THE Judicial Committee of the Privy Council on Thursday dismissed the constitutional challenge brought by Jamaican Tafari Morrison against the 15-year sentence for wounding with intent that he is now serving.
Morrison, at age 16, was charged with illegal possession of a firearm, robbery with aggravation and wounding with intent for a 2012 attack on a man in Russell Heights, St Andrew.
According to evidence in the matter, Morrison, in August of 2012, while in the company of another, held a St Andrew man at gunpoint and ordered him to hand over his cellular phone that he had been using. Morrison, according to that complainant, fired several shots at him after being given the phone, resulting in him being wounded. He claimed that Morrison and the other male took up spent shells from the scene before driving away in a BMW motor car.
In a trial in the High Court Division of the Gun Court in Kingston in 2013, Morrison — who had initially pleaded not guilty — changed his plea to guilty on all counts. He was subsequently sentenced to 15 years’ imprisonment on each count, with the sentences to run concurrently. The judge imposed the sentences on the basis that he considered himself statutorily bound to impose a minimum 15-year sentence in respect of each offence. Morrison was 17 by the time he was sentenced.
In an application for permission to appeal the sentences imposed on him Morrison argued on a single ground, stating that “the appellant, who is a child, wishes to appeal the mandatory minimum sentence of 15 years as being inconsistent with the provisions of the [Charter of Fundamental Rights and Freedoms and the Child Care & Protection Act . The sentence is manifestly burdensome”.
The Court of Appeal, in allowing his appeal in part, reduced the sentences imposed for illegal possession of a firearm and aggravated robbery. It, however, upheld his 15-year sentence for wounding with intent on the basis that the offence carries a minimum sentence of 15 years; and the minimum sentence is constitutional.
Morrison, in appealing to the Privy Council in the matter, which was heard by the Judicial Committee over two days January 25 and 26 this year, asked the United Kingdom-based body to consider whether a 15-year mandatory minimum sentence for wounding with intent whilst using a firearm violates international human rights standards and the Jamaican Constitution.
In the judgment handed down Thursday, the committee, in answer to the question of whether the sentence was unlawful, said it found that the case had many aggravating features such as the casual use of potentially lethal violence by shooting at the victim after the robbery and the disturbing forensic awareness and care in collecting the spent cartridges afterwards.
The judges said they “concluded, in light of the factual circumstances of the case, the sentence for wounding with intent was one where a substantial period of imprisonment was appropriate for deterrent effect, especially where Jamaica has a social reality of the damaging and corrosive effects of the unlawful use of firearms”.
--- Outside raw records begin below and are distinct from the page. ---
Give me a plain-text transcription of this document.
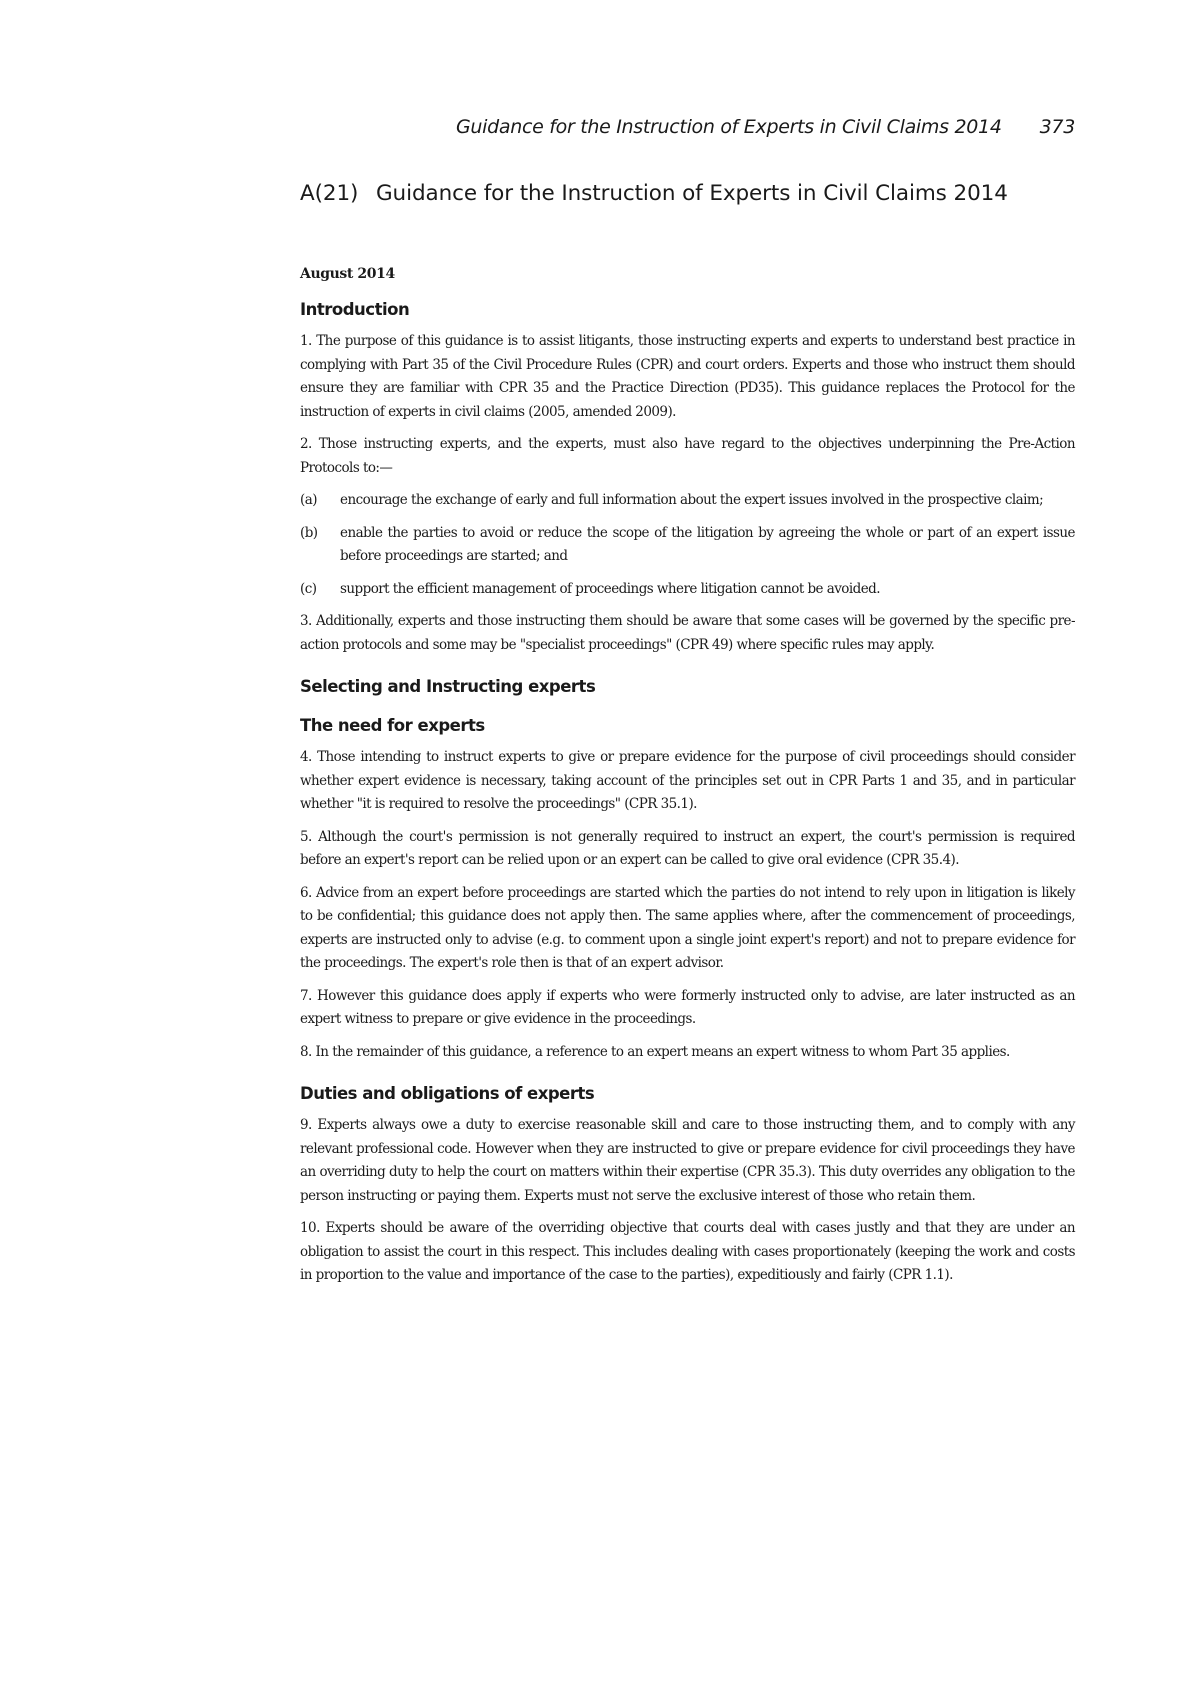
Guidance for the Instruction of Experts in Civil Claims 2014 373
A(21) Guidance for the Instruction of Experts in Civil Claims 2014
August 2014
Introduction

1. The purpose of this guidance is to assist litigants, those instructing experts and experts to understand best practice in complying with Part 35 of the Civil Procedure Rules (CPR) and court orders. Experts and those who instruct them should ensure they are familiar with CPR 35 and the Practice Direction (PD35). This guidance replaces the Protocol for the instruction of experts in civil claims (2005, amended 2009).

2. Those instructing experts, and the experts, must also have regard to the objectives underpinning the Pre-Action Protocols to:—

(a)	encourage the exchange of early and full information about the expert issues involved in the prospective claim;
(b)	enable the parties to avoid or reduce the scope of the litigation by agreeing the whole or part of an expert issue before proceedings are started; and
(c)	support the efficient management of proceedings where litigation cannot be avoided.

3. Additionally, experts and those instructing them should be aware that some cases will be governed by the specific pre-action protocols and some may be "specialist proceedings" (CPR 49) where specific rules may apply.

Selecting and Instructing experts
The need for experts

4. Those intending to instruct experts to give or prepare evidence for the purpose of civil proceedings should consider whether expert evidence is necessary, taking account of the principles set out in CPR Parts 1 and 35, and in particular whether "it is required to resolve the proceedings" (CPR 35.1).

5. Although the court's permission is not generally required to instruct an expert, the court's permission is required before an expert's report can be relied upon or an expert can be called to give oral evidence (CPR 35.4).

6. Advice from an expert before proceedings are started which the parties do not intend to rely upon in litigation is likely to be confidential; this guidance does not apply then. The same applies where, after the commencement of proceedings, experts are instructed only to advise (e.g. to comment upon a single joint expert's report) and not to prepare evidence for the proceedings. The expert's role then is that of an expert advisor.

7. However this guidance does apply if experts who were formerly instructed only to advise, are later instructed as an expert witness to prepare or give evidence in the proceedings.

8. In the remainder of this guidance, a reference to an expert means an expert witness to whom Part 35 applies.

Duties and obligations of experts

9. Experts always owe a duty to exercise reasonable skill and care to those instructing them, and to comply with any relevant professional code. However when they are instructed to give or prepare evidence for civil proceedings they have an overriding duty to help the court on matters within their expertise (CPR 35.3). This duty overrides any obligation to the person instructing or paying them. Experts must not serve the exclusive interest of those who retain them.

10. Experts should be aware of the overriding objective that courts deal with cases justly and that they are under an obligation to assist the court in this respect. This includes dealing with cases proportionately (keeping the work and costs in proportion to the value and importance of the case to the parties), expeditiously and fairly (CPR 1.1).
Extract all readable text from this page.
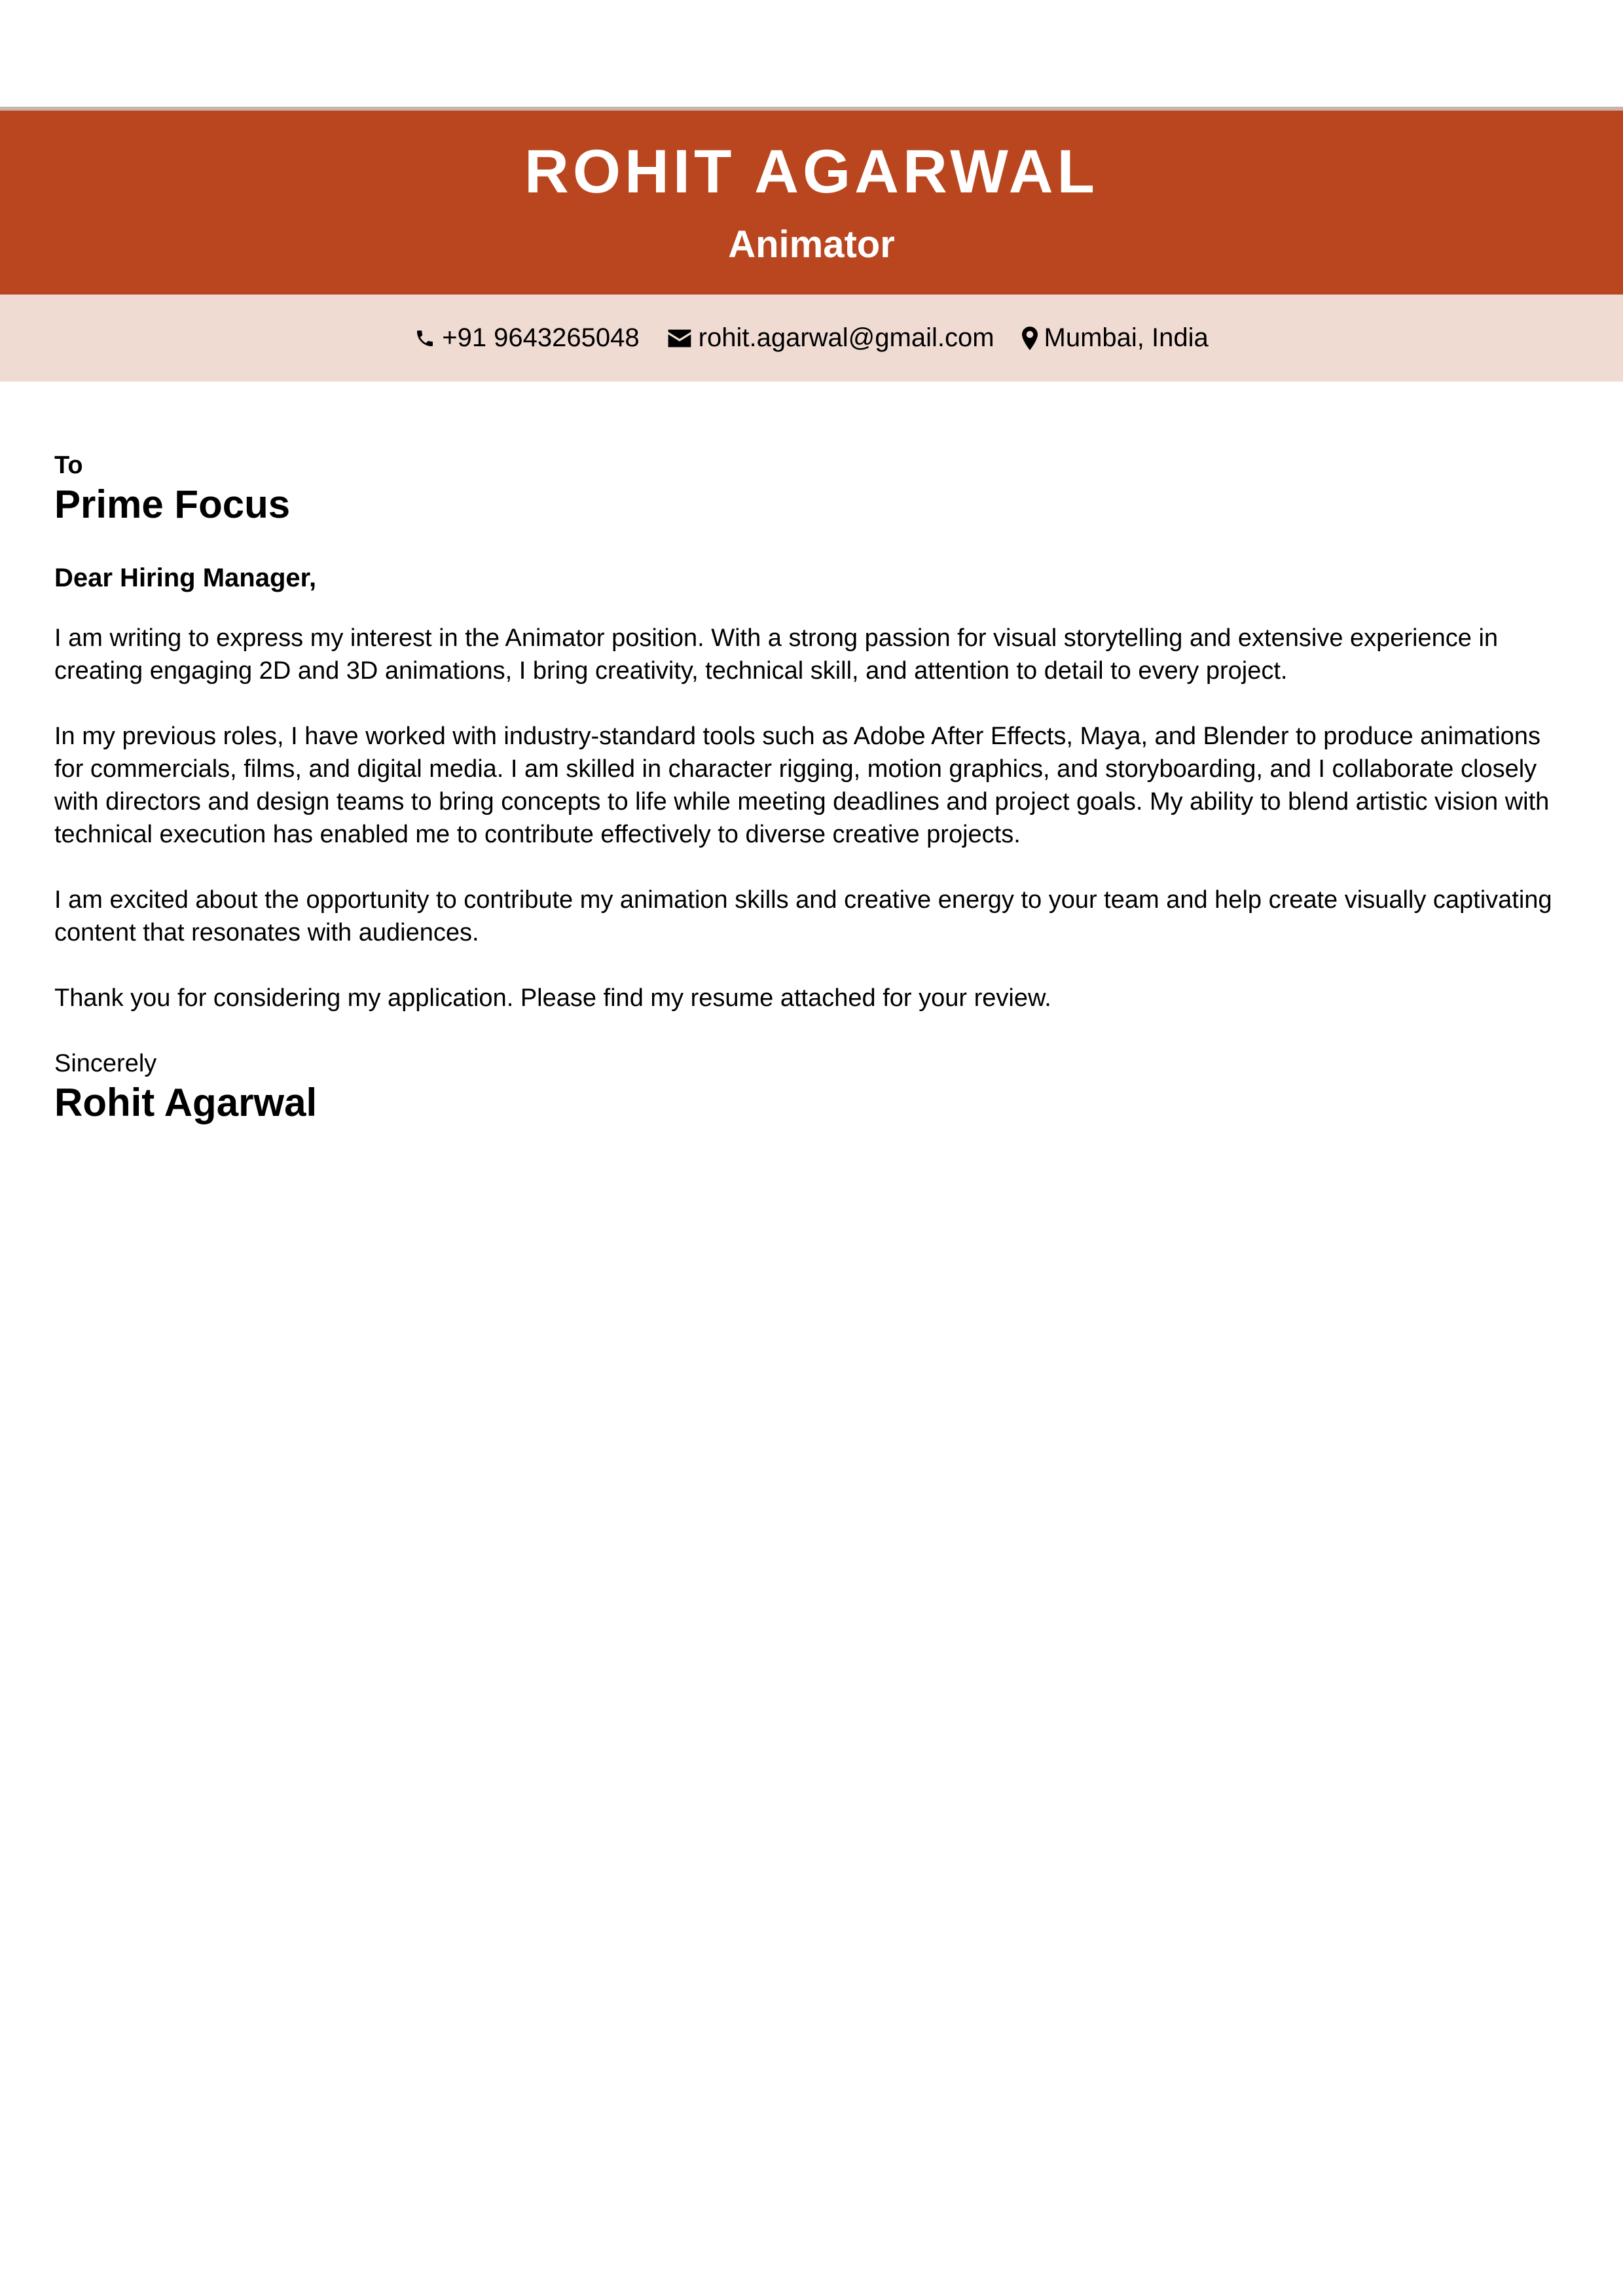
ROHIT AGARWAL
Animator
+91 9643265048 rohit.agarwal@gmail.com Mumbai, India
To
Prime Focus
Dear Hiring Manager,

I am writing to express my interest in the Animator position. With a strong passion for visual storytelling and extensive experience in creating engaging 2D and 3D animations, I bring creativity, technical skill, and attention to detail to every project.

In my previous roles, I have worked with industry-standard tools such as Adobe After Effects, Maya, and Blender to produce animations for commercials, films, and digital media. I am skilled in character rigging, motion graphics, and storyboarding, and I collaborate closely with directors and design teams to bring concepts to life while meeting deadlines and project goals. My ability to blend artistic vision with technical execution has enabled me to contribute effectively to diverse creative projects.

I am excited about the opportunity to contribute my animation skills and creative energy to your team and help create visually captivating content that resonates with audiences.

Thank you for considering my application. Please find my resume attached for your review.

Sincerely
Rohit Agarwal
“The background to this case makes clear it is the use of guns that has damaged Jamaican society and consequently attracts a sentence with a bigger deterrent element,” said the Privy Council, Jamaica’s final court of appeal.
The judges went on to say that they were satisfied that it cannot be said that the sentence imposed was grossly disproportionate and hence that it could be incompatible with the Charter of Rights on the basis that it was an inhuman or degrading punishment or treatment.
In answering the question: “In the event that the minimum sentence is in breach of the Charter, what effect, if any, does that have on the lawfulness of the minimum sentence provision?” the judicial committee said it was “satisfied that the minimum sentence imposed in this case was not incompatible with the Charter but accepts that, considering the wide operation of the provision to children, there may be cases where the minimum sentence would constitute inhumane or degrading punishment or treatment”.
The committee, however, said that “does not, however, require the board to strike down that portion of Section 20 of the Offences Against the Person Act (OAPA) containing the minimum sentence provision”.
Furthermore, the Privy Council said there is no evidence that the minimum sentence provision in Section 20 of the OAPA satisfies the test of a lack of proportionality.